Княгиня побелела и без сознания сползла к подножию трона. Вокруг засуетились мамки да няньки. Над княж-теремом взлетели горестные вопли плакальщиц...
Вдова три дня никого не допускала к себе, кроме Асмуда, Претича и Вусфаста — ближних бояр старшей дружины великокняжеской. Да и они приходили тайно, ночью, чтобы никто не увидел. Бояре, воеводы, старцы градские и иные мужи нарочитые из большой княжеской думы шептались меж собой, сокрушаясь вслух:
— Как бы лебедь белая не повредилась умом от горя столь великого...
На третий день к вечеру в город на Горе прискакала дружина Свенельда. Воевода со скорбным лицом, но ликуя в душе, хотел опередить события. Замысел был: окружить княжь-терем своими гридями и объявить себя великим князем Киевским, силой оружия и подкупом добиться признания своей власти у киевлян.
Все складывалось к лучшему: Свенельду доложили, что Ольга до сих пор без памяти, а бояре и воеводы растерялись. Каковы же были его изумление и гнев, когда он увидел закрытые ворота детинца и нацеленные с башен стрелометы.

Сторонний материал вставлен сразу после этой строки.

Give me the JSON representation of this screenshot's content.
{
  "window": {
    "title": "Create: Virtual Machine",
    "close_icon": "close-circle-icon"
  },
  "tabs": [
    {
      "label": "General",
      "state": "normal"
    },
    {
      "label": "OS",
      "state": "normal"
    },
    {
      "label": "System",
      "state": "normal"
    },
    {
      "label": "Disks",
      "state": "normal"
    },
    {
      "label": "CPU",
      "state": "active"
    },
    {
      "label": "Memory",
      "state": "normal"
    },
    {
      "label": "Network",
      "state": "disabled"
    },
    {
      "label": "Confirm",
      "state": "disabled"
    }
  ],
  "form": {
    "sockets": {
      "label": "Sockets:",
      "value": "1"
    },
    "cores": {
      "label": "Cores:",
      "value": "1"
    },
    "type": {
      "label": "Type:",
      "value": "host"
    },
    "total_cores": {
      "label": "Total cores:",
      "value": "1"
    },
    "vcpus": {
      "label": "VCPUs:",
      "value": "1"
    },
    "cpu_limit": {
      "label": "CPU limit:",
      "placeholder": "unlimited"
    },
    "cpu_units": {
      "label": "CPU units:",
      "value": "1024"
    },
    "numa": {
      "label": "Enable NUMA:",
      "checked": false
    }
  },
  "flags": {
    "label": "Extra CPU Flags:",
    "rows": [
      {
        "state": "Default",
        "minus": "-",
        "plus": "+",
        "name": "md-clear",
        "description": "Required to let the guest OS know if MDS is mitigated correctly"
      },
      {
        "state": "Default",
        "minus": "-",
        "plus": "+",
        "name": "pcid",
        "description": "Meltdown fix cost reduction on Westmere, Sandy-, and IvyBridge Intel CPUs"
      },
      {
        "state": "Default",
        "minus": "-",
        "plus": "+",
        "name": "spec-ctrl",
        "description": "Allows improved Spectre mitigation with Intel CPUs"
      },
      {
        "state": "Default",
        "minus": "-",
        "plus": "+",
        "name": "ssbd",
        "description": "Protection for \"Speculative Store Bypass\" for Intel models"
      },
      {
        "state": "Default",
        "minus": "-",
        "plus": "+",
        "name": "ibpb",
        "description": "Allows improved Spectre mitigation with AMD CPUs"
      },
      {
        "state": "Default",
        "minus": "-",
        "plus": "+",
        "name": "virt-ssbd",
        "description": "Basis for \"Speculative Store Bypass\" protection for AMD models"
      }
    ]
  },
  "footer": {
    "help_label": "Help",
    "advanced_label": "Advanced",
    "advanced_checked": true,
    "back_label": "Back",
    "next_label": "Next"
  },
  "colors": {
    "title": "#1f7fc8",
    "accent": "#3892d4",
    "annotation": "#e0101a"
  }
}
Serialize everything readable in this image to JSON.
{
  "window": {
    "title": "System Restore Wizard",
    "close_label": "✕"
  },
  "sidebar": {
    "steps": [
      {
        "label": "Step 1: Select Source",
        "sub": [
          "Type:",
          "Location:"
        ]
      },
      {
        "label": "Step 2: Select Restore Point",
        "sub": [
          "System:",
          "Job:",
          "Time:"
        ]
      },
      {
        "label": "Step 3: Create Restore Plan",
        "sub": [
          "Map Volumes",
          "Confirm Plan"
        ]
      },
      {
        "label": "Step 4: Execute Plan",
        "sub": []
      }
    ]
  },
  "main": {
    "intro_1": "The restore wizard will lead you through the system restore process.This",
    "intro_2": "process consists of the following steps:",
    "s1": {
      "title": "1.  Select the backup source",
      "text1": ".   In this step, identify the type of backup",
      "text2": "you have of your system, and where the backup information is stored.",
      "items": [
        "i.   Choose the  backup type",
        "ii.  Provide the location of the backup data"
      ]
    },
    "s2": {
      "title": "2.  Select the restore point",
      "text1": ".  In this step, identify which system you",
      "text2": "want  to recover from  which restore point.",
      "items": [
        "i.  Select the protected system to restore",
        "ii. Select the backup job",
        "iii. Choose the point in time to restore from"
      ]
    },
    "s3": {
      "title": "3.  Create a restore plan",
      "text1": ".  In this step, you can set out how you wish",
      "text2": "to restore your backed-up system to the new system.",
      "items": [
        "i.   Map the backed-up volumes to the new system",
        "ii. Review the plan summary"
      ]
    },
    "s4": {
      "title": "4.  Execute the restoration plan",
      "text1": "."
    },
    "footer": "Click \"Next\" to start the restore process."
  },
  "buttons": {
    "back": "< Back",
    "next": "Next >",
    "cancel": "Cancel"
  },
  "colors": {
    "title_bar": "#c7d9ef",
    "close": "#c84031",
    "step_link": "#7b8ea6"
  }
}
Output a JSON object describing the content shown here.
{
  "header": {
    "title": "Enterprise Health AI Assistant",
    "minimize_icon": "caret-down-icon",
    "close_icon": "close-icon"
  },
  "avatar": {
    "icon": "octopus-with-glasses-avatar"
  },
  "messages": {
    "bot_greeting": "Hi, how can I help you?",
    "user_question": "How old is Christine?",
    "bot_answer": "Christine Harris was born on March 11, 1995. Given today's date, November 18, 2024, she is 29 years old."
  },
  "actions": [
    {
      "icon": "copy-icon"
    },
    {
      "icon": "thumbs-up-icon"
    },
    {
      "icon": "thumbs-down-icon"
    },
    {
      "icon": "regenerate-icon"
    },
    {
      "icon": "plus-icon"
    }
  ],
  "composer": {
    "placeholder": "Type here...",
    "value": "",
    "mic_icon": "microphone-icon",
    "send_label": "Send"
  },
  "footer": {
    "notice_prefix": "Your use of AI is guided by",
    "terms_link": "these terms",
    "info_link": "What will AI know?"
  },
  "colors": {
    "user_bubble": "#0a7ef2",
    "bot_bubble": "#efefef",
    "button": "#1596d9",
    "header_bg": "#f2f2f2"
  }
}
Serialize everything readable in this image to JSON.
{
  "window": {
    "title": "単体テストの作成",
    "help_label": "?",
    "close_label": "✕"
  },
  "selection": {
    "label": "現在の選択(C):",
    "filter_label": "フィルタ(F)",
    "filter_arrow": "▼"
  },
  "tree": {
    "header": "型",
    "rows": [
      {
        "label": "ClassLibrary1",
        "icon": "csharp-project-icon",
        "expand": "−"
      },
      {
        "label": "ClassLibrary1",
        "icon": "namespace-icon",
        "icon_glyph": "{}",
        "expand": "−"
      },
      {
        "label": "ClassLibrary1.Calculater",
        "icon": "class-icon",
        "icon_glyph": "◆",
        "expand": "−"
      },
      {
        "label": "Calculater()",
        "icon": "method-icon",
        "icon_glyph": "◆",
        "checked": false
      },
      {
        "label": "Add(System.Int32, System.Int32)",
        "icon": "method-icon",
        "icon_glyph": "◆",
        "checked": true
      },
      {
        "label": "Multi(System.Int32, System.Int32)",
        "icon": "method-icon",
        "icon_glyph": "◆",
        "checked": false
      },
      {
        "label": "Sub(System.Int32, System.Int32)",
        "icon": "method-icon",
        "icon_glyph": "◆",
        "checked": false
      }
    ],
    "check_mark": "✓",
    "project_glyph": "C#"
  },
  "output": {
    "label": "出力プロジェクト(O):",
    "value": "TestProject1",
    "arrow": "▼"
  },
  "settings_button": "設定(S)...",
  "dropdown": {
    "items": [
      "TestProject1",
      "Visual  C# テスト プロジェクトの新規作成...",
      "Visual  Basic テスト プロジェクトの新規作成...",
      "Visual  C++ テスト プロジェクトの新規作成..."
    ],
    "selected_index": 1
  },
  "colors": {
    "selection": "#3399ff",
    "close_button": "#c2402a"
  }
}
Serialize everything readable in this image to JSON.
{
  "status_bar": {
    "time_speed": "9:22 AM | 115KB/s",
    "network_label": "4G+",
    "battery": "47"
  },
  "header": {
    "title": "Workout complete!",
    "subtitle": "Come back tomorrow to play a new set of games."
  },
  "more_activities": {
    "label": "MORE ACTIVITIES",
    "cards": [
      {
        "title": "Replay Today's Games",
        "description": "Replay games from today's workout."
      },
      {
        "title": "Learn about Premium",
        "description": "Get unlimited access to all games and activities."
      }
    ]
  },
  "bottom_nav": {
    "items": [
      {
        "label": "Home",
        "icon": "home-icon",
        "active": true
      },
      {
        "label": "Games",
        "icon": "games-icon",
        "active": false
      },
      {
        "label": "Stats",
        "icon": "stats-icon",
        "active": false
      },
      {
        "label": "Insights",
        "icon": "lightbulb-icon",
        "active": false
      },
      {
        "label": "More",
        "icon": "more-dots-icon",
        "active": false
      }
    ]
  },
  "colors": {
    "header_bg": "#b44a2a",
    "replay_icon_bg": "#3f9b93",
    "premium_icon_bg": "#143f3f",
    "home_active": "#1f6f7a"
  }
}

Гриди великокняжеской дружины Не откликались на его брань, более того, вели себя так, как будто под стенами не было ни варягов, ни их прославленного в боях предводителя.
Свенельд, затушив гнев, не уходил от стен. Он разослал в Подол и другие посады своих послушников уговаривать люд киевский за себя. На следующее утро дружина Свенельда была окружена и выдворена в поле. Здесь грозный воевода увидел своих бирючей: все они, более двух десятков, болтались в петлях на одной перекладине. Варяги притихли. Свенельд мрачно отвернулся... Прошел час. Конунга позвали в княж- терем на Горе, одного...
После полудня Ольга приказала созвать боярскую думу.
— По смерти великого князя Игоря Рюриковича, — объявил громогласно в большой гриднице воевода Асмуд, — по уставу русскому стол Киевский и всея Руси переходит к сыну его! Старшой князь роду Русского Святослав Игоревич берет отчину свою — Святую Русь!
Бояре и многие воеводы недовольно загудели:
— На што нам малегу?
— Не удержать глуздырю[100] повод боевого коня! Не желаем Святослава над собой!
— Другой нужон!
— Немало на Руси добрых мужей нарочитых древнего роду-племени. Свово хотим!
— Кто ж люб вам? — с загадочной усмешкой спросила княгиня.
Чадь нарочитая обрадовалась — дело-то выгорает.
— Борича жалаем на стол Киевский! — крикнул кто-то.
— К лешему Борича, сквалыгу энтого! Глеба Черниговского!
— Свенельда жалаем!
— Ко-о-о-во-о?! Вар-ряга-а?! Ах-х ты, морда свинячья. На, получи... Х-ха!
Ольга невозмутимо восседала на стольце княгини. Лицо ее было сухим и строгим, серые глаза смотрели поверх боярских голов. Золоченое кресло справа оставалось пустым.
А шум разгорался. Кое-где зазвенели клинки мечей. Воевода Борич, маленький, с лицом злой старухи, ощерясь, отбивался от наседавшего на него необхватного воеводу Искусеви.
В самый разгар спора из боковой двери в гридницу вошли четыре дружинника-исполина в полном боевом доспехе, с обнаженными мечами в руках. Двое нести на плечах мальчика в красном корзне. Став одновременно каждый на одно колено перед Ольгой, они осторожно посадили мальчика на великокняжеский престол. Ребенок без страха смотрел на суетную в гриднице, брови его хмурились.
— Слава великому князю Стольнокиевскому и всея Руси Святославу, сыну Игореву! — гаркнули враз четыре могучие глотки.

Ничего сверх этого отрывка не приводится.